Тогда граф, видимо, сам растроганный своей добротой, сказал мне еще следующее:
– Зачем вам вообще торопиться с отъездом из моего замка? Разве у вас столь неотложные дела в городе Трире? Оставайтесь в моем замке, и я позабочусь, чтобы вам не было у меня плохо. К тому же мне нужен человек, хорошо умеющий писать по-латыни, так как намерен я составить один трактат о звездах.
Такое предложение было крайне для меня неожиданно и даже показалось мне, давно привыкшему к независимости, немного обидным, но, быстро окинув умственным взглядом свое положение, порешил я, что нет причин мне отказываться.
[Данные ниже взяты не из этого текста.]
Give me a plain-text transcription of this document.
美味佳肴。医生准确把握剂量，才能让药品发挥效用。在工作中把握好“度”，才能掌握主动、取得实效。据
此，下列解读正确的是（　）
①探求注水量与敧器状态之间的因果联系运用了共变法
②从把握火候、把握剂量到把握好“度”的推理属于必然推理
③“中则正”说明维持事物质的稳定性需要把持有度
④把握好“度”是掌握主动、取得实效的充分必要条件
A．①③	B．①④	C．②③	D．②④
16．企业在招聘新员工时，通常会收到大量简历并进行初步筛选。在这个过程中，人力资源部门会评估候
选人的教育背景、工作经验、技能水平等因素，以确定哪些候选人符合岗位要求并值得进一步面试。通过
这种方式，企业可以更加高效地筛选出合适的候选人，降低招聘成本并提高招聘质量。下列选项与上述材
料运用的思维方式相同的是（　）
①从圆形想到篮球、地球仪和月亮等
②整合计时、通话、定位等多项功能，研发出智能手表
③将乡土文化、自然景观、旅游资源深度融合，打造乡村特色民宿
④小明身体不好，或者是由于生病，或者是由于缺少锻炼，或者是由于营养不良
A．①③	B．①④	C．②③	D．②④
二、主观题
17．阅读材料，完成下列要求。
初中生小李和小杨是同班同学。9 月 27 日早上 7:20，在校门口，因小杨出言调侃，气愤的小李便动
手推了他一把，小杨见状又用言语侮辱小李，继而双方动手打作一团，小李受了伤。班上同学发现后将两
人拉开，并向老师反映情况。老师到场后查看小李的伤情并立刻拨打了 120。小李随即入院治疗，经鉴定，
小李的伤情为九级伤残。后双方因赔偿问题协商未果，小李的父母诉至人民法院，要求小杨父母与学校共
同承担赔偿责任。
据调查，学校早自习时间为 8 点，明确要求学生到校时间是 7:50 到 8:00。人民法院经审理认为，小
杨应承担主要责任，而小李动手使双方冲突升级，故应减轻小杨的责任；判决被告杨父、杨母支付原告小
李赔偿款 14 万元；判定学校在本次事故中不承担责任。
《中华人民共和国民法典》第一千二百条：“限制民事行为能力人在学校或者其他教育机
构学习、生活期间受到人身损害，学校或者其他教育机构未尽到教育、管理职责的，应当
С одной стороны, у меня тогда не было никакого определенного намерения, как повести дальше свою жизнь, а с другой – я никогда не брезгал никакой должностью, быв за свою жизнь и простым ландскнехтом, и сподручником купеческих домов. Итак, я ответил согласием, и таким образом, подчиняясь прихоти жизненного течения, влекшего меня извилистой рекой мимо островов и мелей, вдруг превратился из спутника сомнительного чародея в писца у сомнительного гуманиста.
В тот же день доктор Фауст и Мефистофелес действительно покинули замок.
Перед их отъездом я зашел к доктору Фаусту проститься и имел с ним разговор, из которого некоторые части хочу передать здесь. Естественно, что обсуждали мы вчерашний опыт магии, и доктор Фауст произнес целый панегирик красоте Елены Греческой, в таких восторженных выражениях, что вряд ли с большей страстностью прославлял ее в Илионе, перед отцом и братьями, сам похититель Александр. Потом заговорили мы вообще о некромантии, и доктор Фауст в параллель своим попыткам указал мне на вызывание тени прорицателя Тирезия Улиссом и пророка Самуила Аэндорской волшебницей. В конце беседы я, в выражениях очень уклончивых, намекнул доктору Фаусту на истинные причины моего с ним разлучения, именно на народную молву, приписывающую ему поступки неблаговидные и объясняющую его могущество самым недостойным образом. Доктор Фауст, по-видимому, понял мои осторожные намеки и, помолчав, ответил мне такой речью:
– Никогда не верьте, любезный Рупрехт, если кто-либо скажет вам, будто истинный маг заключил пакт с демоном! Может быть, иной несчастный недоучка и отрекается от вечного блаженства в обмен на несколько пригоршней краденых монет, предлагаемых ему мелкими бесами, но справедливость божия, конечно, не карает за такую сделку, в которой больше невежества, чем греха! А чем могут соблазнить демоны человека, познавшего их природу и пределы их сил? Правда, демоны обладают некоторыми способностями, человеку не дарованными: быстро переносятся с места на место, растворяют свой состав до легкого дыма или сгущают его в любые образы, возносятся в воздушные и иные сферы. Но разве желания человека ограничены тем, что можно удовлетворить помощью таких средств? Разве не жаждет человек познать все тайны всей вселенной, до самого конца, и обладать всеми сокровищами, безо всякой меры? Истинный маг всегда смотрит на демонов как на силы низшие, которыми можно пользоваться, но подчиняться которым было бы неумно. Не забудьте, что человек сотворен по образу и подобию самого творца и поэтому есть в нем свойства, непонятные не только демонам, но и ангелам. Ангелы и демоны могут стремиться лишь к своему благу, первые – во славу божию, вторые – во славу зла, но человек может искать и скорби, и страдания, и самой смерти. Как господь вседержитель сына своего единородного принес в жертву за сотворенный им мир, так мы порою приносим в жертву нашу бессмертную душу и тем уподобляемся создателю. И вспомните слова евангельские: кто хочет душу свою сберечь, потеряет ее, а кто потеряет, тот сбережет!